AI-based separation of turbulence from coherent background flows in decaying hydrodynamic turbulence

TL;DR

This paper demonstrates that AI models trained on static images can effectively separate turbulence from background flows in decaying hydrodynamic turbulence simulations, even as turbulence weakens over time.

Contribution

It introduces a neural network approach trained on synthetic static images that robustly separates turbulent fluctuations from background flows in evolving turbulence simulations.

Findings

Successful turbulence separation during early and intermediate stages.

Model maintains plausible turbulence structures at late stages.

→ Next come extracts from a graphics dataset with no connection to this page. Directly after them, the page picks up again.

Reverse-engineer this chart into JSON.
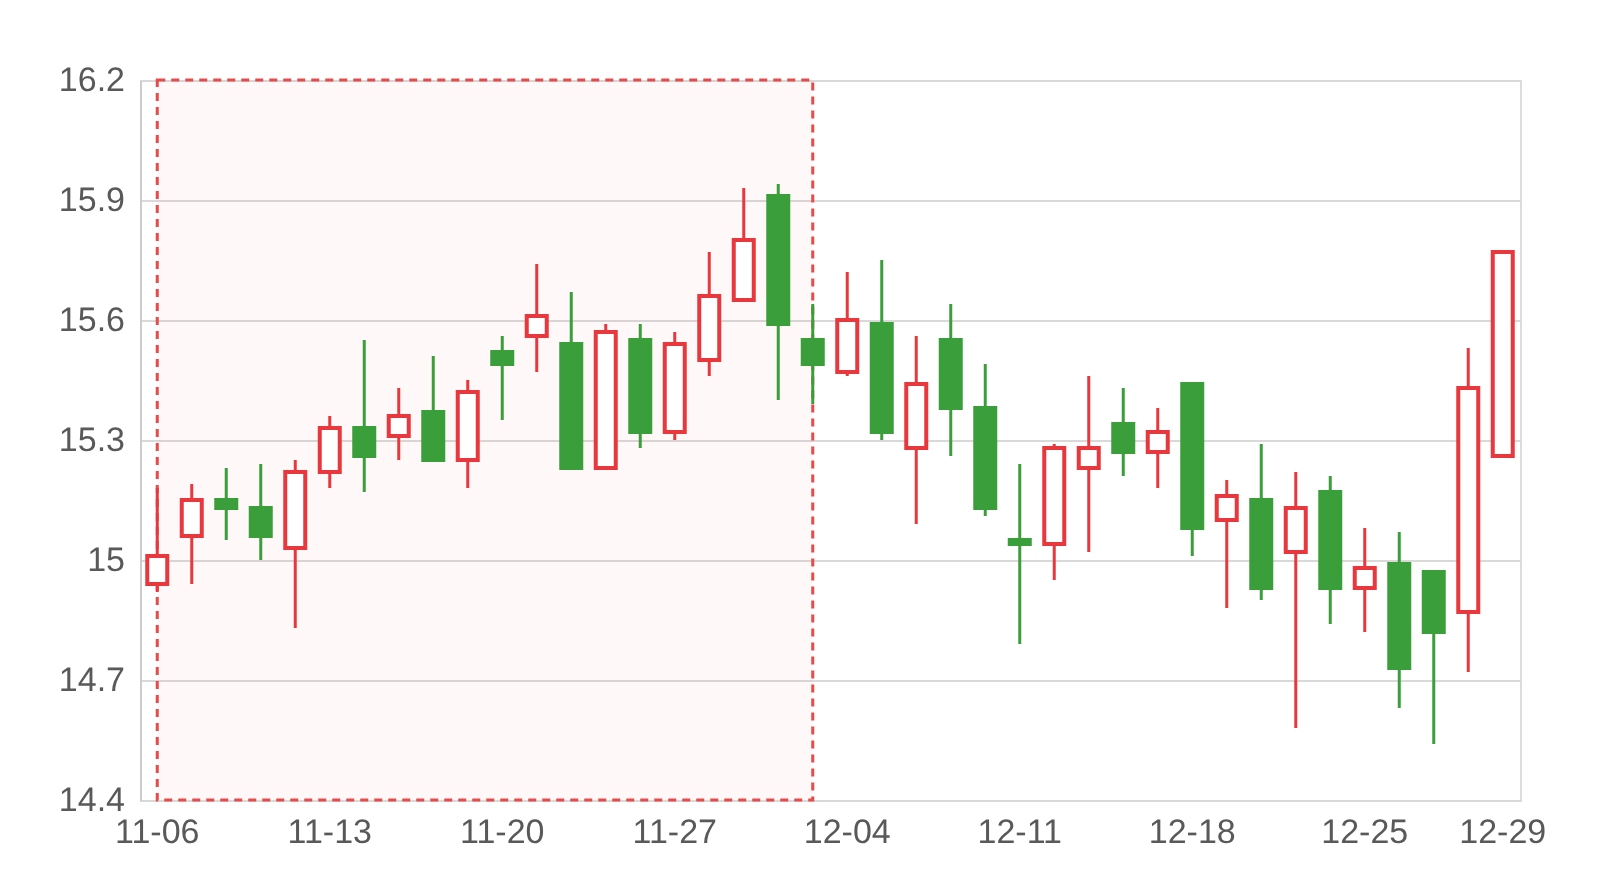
{
  "chart_data": {
    "type": "candlestick",
    "categories": [
      "11-06",
      null,
      null,
      null,
      null,
      "11-13",
      null,
      null,
      null,
      null,
      "11-20",
      null,
      null,
      null,
      null,
      "11-27",
      null,
      null,
      null,
      null,
      "12-04",
      null,
      null,
      null,
      null,
      "12-11",
      null,
      null,
      null,
      null,
      "12-18",
      null,
      null,
      null,
      null,
      "12-25",
      null,
      null,
      null,
      "12-29"
    ],
    "ohlc": [
      [
        14.94,
        15.18,
        14.92,
        15.01
      ],
      [
        15.06,
        15.19,
        14.94,
        15.15
      ],
      [
        15.15,
        15.23,
        15.05,
        15.13
      ],
      [
        15.13,
        15.24,
        15.0,
        15.06
      ],
      [
        15.03,
        15.25,
        14.83,
        15.22
      ],
      [
        15.22,
        15.36,
        15.18,
        15.33
      ],
      [
        15.33,
        15.55,
        15.17,
        15.26
      ],
      [
        15.31,
        15.43,
        15.25,
        15.36
      ],
      [
        15.37,
        15.51,
        15.25,
        15.25
      ],
      [
        15.25,
        15.45,
        15.18,
        15.42
      ],
      [
        15.52,
        15.56,
        15.35,
        15.49
      ],
      [
        15.56,
        15.74,
        15.47,
        15.61
      ],
      [
        15.54,
        15.67,
        15.23,
        15.23
      ],
      [
        15.23,
        15.59,
        15.23,
        15.57
      ],
      [
        15.55,
        15.59,
        15.28,
        15.32
      ],
      [
        15.32,
        15.57,
        15.3,
        15.54
      ],
      [
        15.5,
        15.77,
        15.46,
        15.66
      ],
      [
        15.65,
        15.93,
        15.65,
        15.8
      ],
      [
        15.91,
        15.94,
        15.4,
        15.59
      ],
      [
        15.55,
        15.64,
        15.39,
        15.49
      ],
      [
        15.47,
        15.72,
        15.46,
        15.6
      ],
      [
        15.59,
        15.75,
        15.3,
        15.32
      ],
      [
        15.28,
        15.56,
        15.09,
        15.44
      ],
      [
        15.55,
        15.64,
        15.26,
        15.38
      ],
      [
        15.38,
        15.49,
        15.11,
        15.13
      ],
      [
        15.05,
        15.24,
        14.79,
        15.04
      ],
      [
        15.04,
        15.29,
        14.95,
        15.28
      ],
      [
        15.23,
        15.46,
        15.02,
        15.28
      ],
      [
        15.34,
        15.43,
        15.21,
        15.27
      ],
      [
        15.27,
        15.38,
        15.18,
        15.32
      ],
      [
        15.44,
        15.44,
        15.01,
        15.08
      ],
      [
        15.1,
        15.2,
        14.88,
        15.16
      ],
      [
        15.15,
        15.29,
        14.9,
        14.93
      ],
      [
        15.02,
        15.22,
        14.58,
        15.13
      ],
      [
        15.17,
        15.21,
        14.84,
        14.93
      ],
      [
        14.93,
        15.08,
        14.82,
        14.98
      ],
      [
        14.99,
        15.07,
        14.63,
        14.73
      ],
      [
        14.97,
        14.97,
        14.54,
        14.82
      ],
      [
        14.87,
        15.53,
        14.72,
        15.43
      ],
      [
        15.26,
        15.77,
        15.26,
        15.77
      ]
    ],
    "colors": [
      "#e8383d",
      "#e8383d",
      "#3a9e3a",
      "#3a9e3a",
      "#e8383d",
      "#e8383d",
      "#3a9e3a",
      "#e8383d",
      "#3a9e3a",
      "#e8383d",
      "#3a9e3a",
      "#e8383d",
      "#3a9e3a",
      "#e8383d",
      "#3a9e3a",
      "#e8383d",
      "#e8383d",
      "#e8383d",
      "#3a9e3a",
      "#3a9e3a",
      "#e8383d",
      "#3a9e3a",
      "#e8383d",
      "#3a9e3a",
      "#3a9e3a",
      "#3a9e3a",
      "#e8383d",
      "#e8383d",
      "#3a9e3a",
      "#e8383d",
      "#3a9e3a",
      "#e8383d",
      "#3a9e3a",
      "#e8383d",
      "#3a9e3a",
      "#e8383d",
      "#3a9e3a",
      "#3a9e3a",
      "#e8383d",
      "#e8383d"
    ],
    "ylim": [
      14.4,
      16.2
    ],
    "yticks": [
      14.4,
      14.7,
      15,
      15.3,
      15.6,
      15.9,
      16.2
    ],
    "grid": "y"
  }
}
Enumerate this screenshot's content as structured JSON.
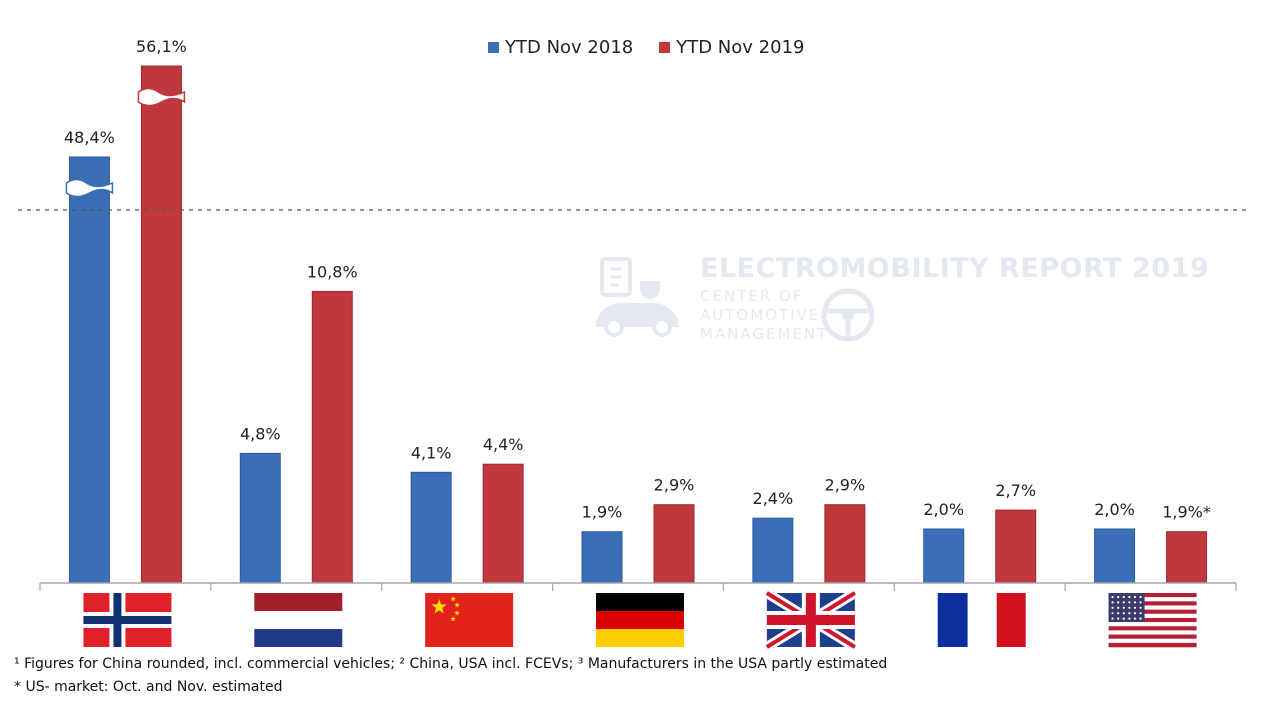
{
  "legend": {
    "series_a_label": "YTD Nov 2018",
    "series_b_label": "YTD Nov 2019"
  },
  "colors": {
    "series_a": "#3a6fb8",
    "series_b": "#c0373c",
    "axis": "#a6a6a6",
    "watermark": "#e4e9f1"
  },
  "watermark": {
    "title": "ELECTROMOBILITY REPORT 2019",
    "line1": "CENTER OF",
    "line2": "AUTOMOTIVE",
    "line3": "MANAGEMENT"
  },
  "footnotes": {
    "note1": "¹ Figures for China rounded, incl. commercial vehicles; ² China, USA incl. FCEVs; ³ Manufacturers in the USA partly estimated",
    "note2": "* US- market: Oct. and Nov. estimated"
  },
  "chart_data": {
    "type": "bar",
    "categories": [
      "Norway",
      "Netherlands",
      "China",
      "Germany",
      "United Kingdom",
      "France",
      "USA"
    ],
    "category_icons": [
      "flag-norway",
      "flag-netherlands",
      "flag-china",
      "flag-germany",
      "flag-uk",
      "flag-france",
      "flag-usa"
    ],
    "series": [
      {
        "name": "YTD Nov 2018",
        "values": [
          48.4,
          4.8,
          4.1,
          1.9,
          2.4,
          2.0,
          2.0
        ],
        "labels": [
          "48,4%",
          "4,8%",
          "4,1%",
          "1,9%",
          "2,4%",
          "2,0%",
          "2,0%"
        ]
      },
      {
        "name": "YTD Nov 2019",
        "values": [
          56.1,
          10.8,
          4.4,
          2.9,
          2.9,
          2.7,
          1.9
        ],
        "labels": [
          "56,1%",
          "10,8%",
          "4,4%",
          "2,9%",
          "2,9%",
          "2,7%",
          "1,9%*"
        ]
      }
    ],
    "axis_break": true,
    "grid": false,
    "legend_position": "top-center"
  }
}
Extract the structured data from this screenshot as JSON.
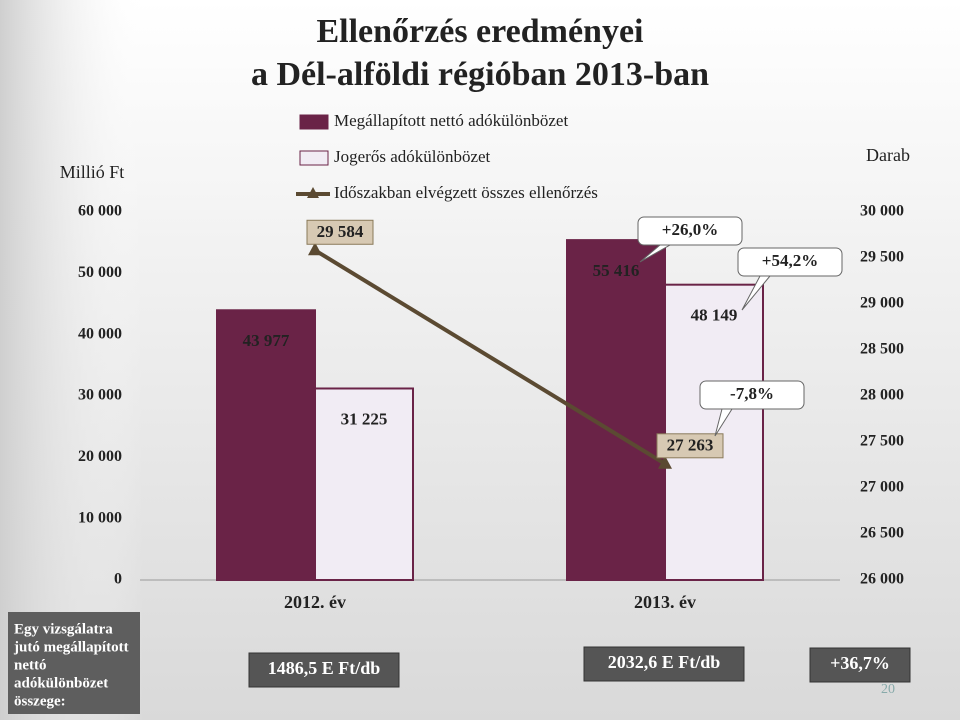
{
  "chart_data": {
    "type": "bar",
    "title": [
      "Ellenőrzés eredményei",
      "a Dél-alföldi régióban 2013-ban"
    ],
    "y_label": "Millió Ft",
    "y2_label": "Darab",
    "categories": [
      "2012. év",
      "2013. év"
    ],
    "series": [
      {
        "name": "Megállapított nettó adókülönbözet",
        "type": "bar",
        "color": "#6a2347",
        "values": [
          43977,
          55416
        ],
        "value_labels": [
          "43 977",
          "55 416"
        ]
      },
      {
        "name": "Jogerős adókülönbözet",
        "type": "bar",
        "color": "#f1ecf4",
        "values": [
          31225,
          48149
        ],
        "value_labels": [
          "31 225",
          "48 149"
        ]
      },
      {
        "name": "Időszakban elvégzett összes ellenőrzés",
        "type": "line",
        "axis": "y2",
        "color": "#5b4a32",
        "values": [
          29584,
          27263
        ],
        "value_labels": [
          "29 584",
          "27 263"
        ]
      }
    ],
    "ylim": [
      0,
      60000
    ],
    "yticks": [
      0,
      {
        "value": 10000,
        "label": "10 000"
      },
      {
        "value": 20000,
        "label": "20 000"
      },
      {
        "value": 30000,
        "label": "30 000"
      },
      {
        "value": 40000,
        "label": "40 000"
      },
      {
        "value": 50000,
        "label": "50 000"
      },
      {
        "value": 60000,
        "label": "60 000"
      }
    ],
    "y2lim": [
      26000,
      30000
    ],
    "y2ticks": [
      {
        "value": 26000,
        "label": "26 000"
      },
      {
        "value": 26500,
        "label": "26 500"
      },
      {
        "value": 27000,
        "label": "27 000"
      },
      {
        "value": 27500,
        "label": "27 500"
      },
      {
        "value": 28000,
        "label": "28 000"
      },
      {
        "value": 28500,
        "label": "28 500"
      },
      {
        "value": 29000,
        "label": "29 000"
      },
      {
        "value": 29500,
        "label": "29 500"
      },
      {
        "value": 30000,
        "label": "30 000"
      }
    ],
    "annotations": [
      "+26,0%",
      "+54,2%",
      "-7,8%"
    ]
  },
  "note": [
    "Egy vizsgálatra",
    "jutó megállapított",
    "nettó",
    "adókülönbözet",
    "összege:"
  ],
  "per_unit": [
    "1486,5 E Ft/db",
    "2032,6 E Ft/db"
  ],
  "per_unit_change": "+36,7%",
  "page_number": "20"
}
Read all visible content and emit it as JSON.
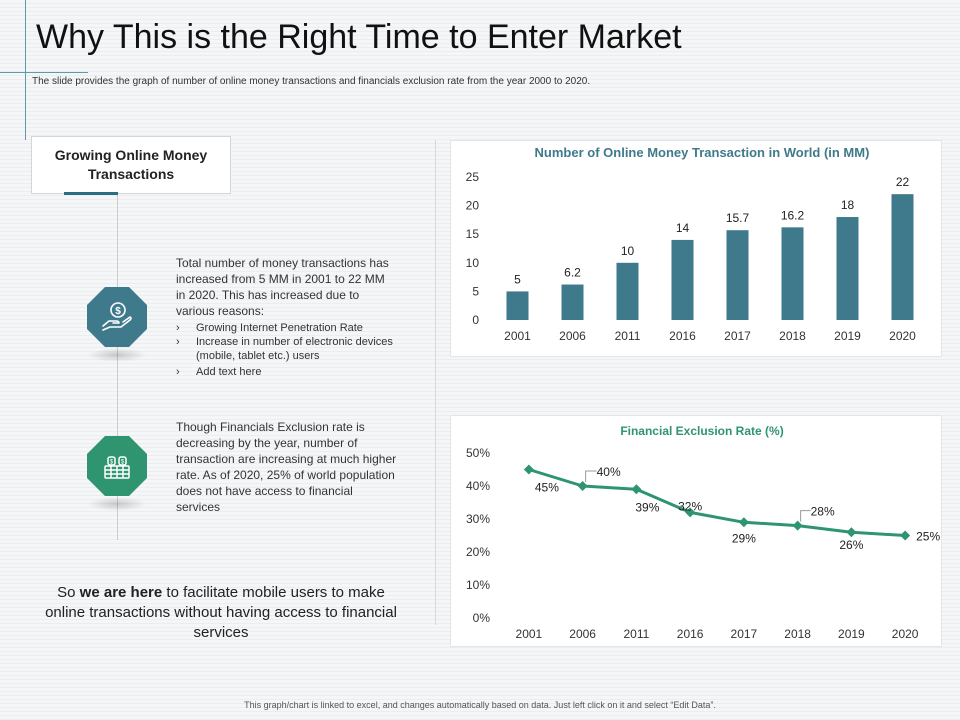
{
  "slide": {
    "title": "Why This is the Right Time to Enter Market",
    "subtitle": "The slide provides the graph of number of online money transactions and financials exclusion rate from the year 2000 to 2020.",
    "footer": "This graph/chart is linked to excel, and changes automatically based on data. Just left click on it and select “Edit Data”."
  },
  "left": {
    "heading": "Growing Online Money Transactions",
    "block1": {
      "text": "Total number of money transactions has increased from 5 MM in 2001 to 22 MM in 2020. This has increased due to various  reasons:",
      "bullets": [
        "Growing Internet Penetration Rate",
        "Increase in number of electronic devices (mobile, tablet etc.) users",
        "Add text here"
      ]
    },
    "block2": {
      "text": "Though Financials Exclusion rate is decreasing by the year, number of transaction are increasing at much higher rate. As of 2020, 25% of world population does not have access to financial services"
    },
    "closing": {
      "pre": "So ",
      "bold": "we are here",
      "post": " to facilitate mobile users to make online transactions without having access to financial services"
    }
  },
  "icons": {
    "block1_icon": "money-hand-icon",
    "block2_icon": "cash-wallet-icon",
    "block1_color": "#3f7a8c",
    "block2_color": "#2f9470"
  },
  "chart_data": [
    {
      "type": "bar",
      "title": "Number of Online Money Transaction in World (in MM)",
      "categories": [
        "2001",
        "2006",
        "2011",
        "2016",
        "2017",
        "2018",
        "2019",
        "2020"
      ],
      "values": [
        5,
        6.2,
        10,
        14,
        15.7,
        16.2,
        18,
        22
      ],
      "labels": [
        "5",
        "6.2",
        "10",
        "14",
        "15.7",
        "16.2",
        "18",
        "22"
      ],
      "yticks": [
        "0",
        "5",
        "10",
        "15",
        "20",
        "25"
      ],
      "ylim": [
        0,
        25
      ],
      "xlabel": "",
      "ylabel": "",
      "color": "#3f7a8c",
      "title_color": "#3f7a8c"
    },
    {
      "type": "line",
      "title": "Financial Exclusion Rate (%)",
      "categories": [
        "2001",
        "2006",
        "2011",
        "2016",
        "2017",
        "2018",
        "2019",
        "2020"
      ],
      "values": [
        45,
        40,
        39,
        32,
        29,
        28,
        26,
        25
      ],
      "labels": [
        "45%",
        "40%",
        "39%",
        "32%",
        "29%",
        "28%",
        "26%",
        "25%"
      ],
      "yticks": [
        "0%",
        "10%",
        "20%",
        "30%",
        "40%",
        "50%"
      ],
      "ylim": [
        0,
        50
      ],
      "xlabel": "",
      "ylabel": "",
      "color": "#2f9470",
      "title_color": "#2f9470"
    }
  ]
}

Preserves inertial-range spectral scaling in recovered turbulence.

Abstract

Separating turbulent fluctuations from coherent large-scale background flows is a fundamental challenge in the analysis of numerical simulations and astronomical observations. Traditional approaches to this problem commonly rely on decomposition-based techniques, including scale-based filtering methods such as Fourier or wavelet transforms, as well as adaptive methods like the Hilbert-Huang transformation. In realistic flows, however, coherent motions and turbulent fluctuations often overlap across a broad range of scales and interact nonlinearly, rendering any clear and unique separation inherently ambiguous, particularly in astrophysical settings where data are projected or sparsely sampled. In this work, we assess the robustness of AI-based turbulence-background separation using two-dimensional incompressible Navier-Stokes simulations of decaying hydrodynamic turbulence. The simulations are initialized with a coherent background flow and divergence-free turbulent perturbations with a Kolmogorov-like power spectrum, and evolve without external forcing, providing a conservative physical testbed. A neural network trained exclusively on static synthetic images is applied to simulation snapshots at different evolutionary stages. We find that the model successfully recovers turbulent fluctuations during early and intermediate stages, when partial scale separation is preserved. At later stages, despite the substantial decay of turbulent energy and the resulting reduction in fluctuation strength, the model continues to recover visually and spectrally plausible turbulent structures and preserves inertial-range spectral scaling, demonstrating robust separation under increasingly challenging conditions. These results demonstrate the potential of applying AI models trained on static data to time-evolving turbulent flows, with direct implications for astrophysical and cosmological applications.